Leptin Regulates Intervertebral Disc Calcification and Ossification by Promoting Glycolysis Through OCN/HIF-1α Axis.

Abstract

During intervertebral disc degeneration (IDD), cartilage endplate (CEP) cells undergo calcification and ossification, relying primarily on glycolysis for energy metabolism. Leptin (LEP) initiates the IDD, while its underlying mechanism related to glycolysis remains elusive in CEP cells. To investigate the underlying mechanism of LEP on IDD, an IDD rat model was established and LEP-added CEP cells were adopted, with a glycolysis inhibitor (2-DG) and sh-HIF-1α. A rat IDD model was successfully established, with the model group exhibiting endplate calcification, ossification, and increased LEP levels.
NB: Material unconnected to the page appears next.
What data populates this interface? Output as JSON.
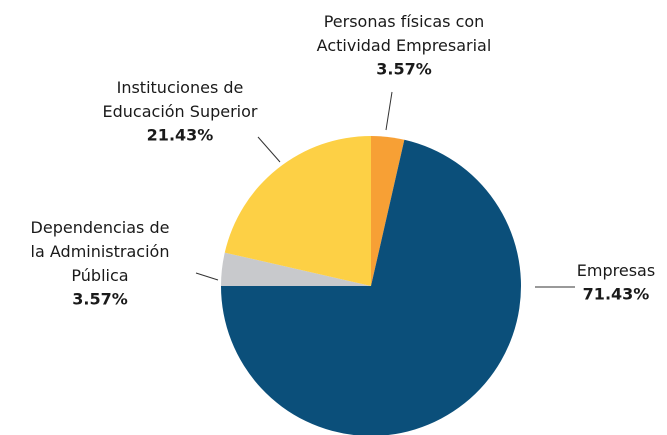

In vitro experiments confirmed that LEP dose-dependently promotes calcification and ossification in CEP cells. LEP also upregulated calcification-related indicators (BMP-2, Sox9) and osteogenesis-related genes (OCN, Runx2), inducing the formation of calcified nodules and increased ALP activity. Mechanistic studies revealed that glycolysis-related proteins and lactic acid content in both IDD rat and LEP-added CEP cells were elevated. This process could be reversed using the glycolysis inhibitor 2-DG. Further experiments demonstrated that LEP promoted glycolysis by upregulating the OCN/HIF-1α axis; knockdown of either OCN or HIF-1α blocked LEP-induced calcification and ossification. LEP is elevated in IDD, and LEP accelerates the calcification and ossification through stimulating glycolysis by the OCN/HIF-1α axis.